Realtime Data Warehouse Basics
Data Categories
-
Event (fact tables): Event data captures measurements at a point in time, often at the grain of an event.
1.1. Examples:
fact_user_login (each login event: user_id, device_id, ts, location, success/fail)
fact_order (order submission: order_id, user_id, product_id, ts, revenue, discount)
1.2. Properties: Immutable, append-only, usually very large, partitioned by time.
-
Entity (dimension tables): Entity data captures the attributes of entities used to enrich facts. They provide context (“the who, what, where”).
2.1. Examples:
dim_user (user_id, demographics, signup_date, etc.)
dim_device (device_id, os, model, manufacturer, etc.)
dim_product (product_id, category, price, etc.)
2.2. Properties: Mutable, often modeled with Slowly Changing Dimensions (SCD) to preserve history. Much smaller than fact/event tables.
-
Aggregation (summary/mart tables): Pre-computed aggregates of facts, optimized for queries.
3.1. Examples:
agg_daily_active_users
agg_monthly_revenue_by_region
3.2. Properties: Not raw events or entities; derived, materialized layer for performance.
Entity History Preserving Strategy
Entity state changes over time. Because they are often used to enrich events, preserving history for point-in-time query is crucial.
-
Daily Snapshot (point-in-time rollups)
1.1. Idea: Once per day (or hour), materialize a snapshot for selected, fast-changing attributes (e.g., last_viewed_page).
1.2. Pros: Much smaller history for noisy fields; queries like “as of 2025-08-20 00:00” land on the day’s snapshot.
1.3. Cons: Coarser than SCD; intra-day fidelity is lost unless you increase frequency.
-
Type 2 SCD (row-versioned)
2.1. Idea: Keep one row per version of a user with [valid_from, valid_to) and the current record is when valid_to = '9999-12-31 23:59'.

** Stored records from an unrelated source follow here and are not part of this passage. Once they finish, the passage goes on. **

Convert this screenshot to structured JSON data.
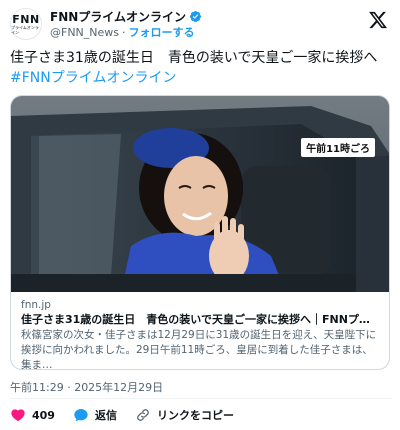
{
  "header": {
    "avatar_text_big": "FNN",
    "avatar_text_small": "プライムオンライン",
    "display_name": "FNNプライムオンライン",
    "handle": "@FNN_News",
    "separator": "·",
    "follow_label": "フォローする"
  },
  "tweet": {
    "text": "佳子さま31歳の誕生日　青色の装いで天皇ご一家に挨拶へ",
    "hashtag": "#FNNプライムオンライン"
  },
  "card": {
    "time_badge": "午前11時ごろ",
    "domain": "fnn.jp",
    "title": "佳子さま31歳の誕生日　青色の装いで天皇ご一家に挨拶へ｜FNNプライムオ…",
    "description": "秋篠宮家の次女・佳子さまは12月29日に31歳の誕生日を迎え、天皇陛下に挨拶に向かわれました。29日午前11時ごろ、皇居に到着した佳子さまは、集ま…"
  },
  "timestamp": "午前11:29 · 2025年12月29日",
  "actions": {
    "like_count": "409",
    "reply_label": "返信",
    "copy_link_label": "リンクをコピー"
  },
  "colors": {
    "accent": "#1d9bf0",
    "like": "#f91880",
    "text": "#0f1419",
    "secondary": "#536471"
  }
}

2.2. Pros: Precise “as-of” queries (e.g., balance on 2025-01-01). Works for any attribute.
2.3. Cons: More writes; need discipline to set valid ranges in stream.
-
Change (audit) log
3.1. Idea: Persist CDC facts (insert/update/delete) with system_time (arrival) and optional valid_time.

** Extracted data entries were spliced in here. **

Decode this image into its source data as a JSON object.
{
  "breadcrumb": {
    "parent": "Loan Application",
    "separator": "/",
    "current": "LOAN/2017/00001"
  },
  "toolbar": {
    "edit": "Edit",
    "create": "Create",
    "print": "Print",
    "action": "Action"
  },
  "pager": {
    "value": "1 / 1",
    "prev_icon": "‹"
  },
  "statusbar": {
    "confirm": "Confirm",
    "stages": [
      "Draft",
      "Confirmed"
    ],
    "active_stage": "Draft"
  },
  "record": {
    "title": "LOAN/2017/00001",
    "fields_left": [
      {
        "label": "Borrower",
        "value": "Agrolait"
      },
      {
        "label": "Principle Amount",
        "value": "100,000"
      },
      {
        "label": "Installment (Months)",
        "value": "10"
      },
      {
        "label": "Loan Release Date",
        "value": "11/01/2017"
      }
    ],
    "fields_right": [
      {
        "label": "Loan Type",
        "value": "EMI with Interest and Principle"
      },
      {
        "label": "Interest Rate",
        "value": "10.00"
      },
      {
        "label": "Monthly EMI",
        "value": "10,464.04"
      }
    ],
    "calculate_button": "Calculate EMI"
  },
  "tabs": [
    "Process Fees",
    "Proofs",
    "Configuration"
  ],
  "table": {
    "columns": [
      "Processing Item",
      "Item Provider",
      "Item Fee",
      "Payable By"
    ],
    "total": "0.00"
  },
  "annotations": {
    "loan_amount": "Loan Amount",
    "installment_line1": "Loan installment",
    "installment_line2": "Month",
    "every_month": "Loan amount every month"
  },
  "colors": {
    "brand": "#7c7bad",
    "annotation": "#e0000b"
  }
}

3.2. Pros: Forensics, replay, and flexible reconstructions.
3.3. Cons: Heavier storage and more complex queries; usually complement SCD, not replace it.
-
Bitemporal (valid time + system time)
4.1. Idea: SCD2 + audit columns (arrive_ts, retract_ts).
4.2. Pros: Handle late/corrected data cleanly (“what we believed on date X?” vs “what was true on business date Y?”).
4.3. Cons: Most complex; adopt only if you truly need it.
RESINK.AI Recommendations
By default, you should go with the daily snapshot strategy for simplicity
and cost efficiency.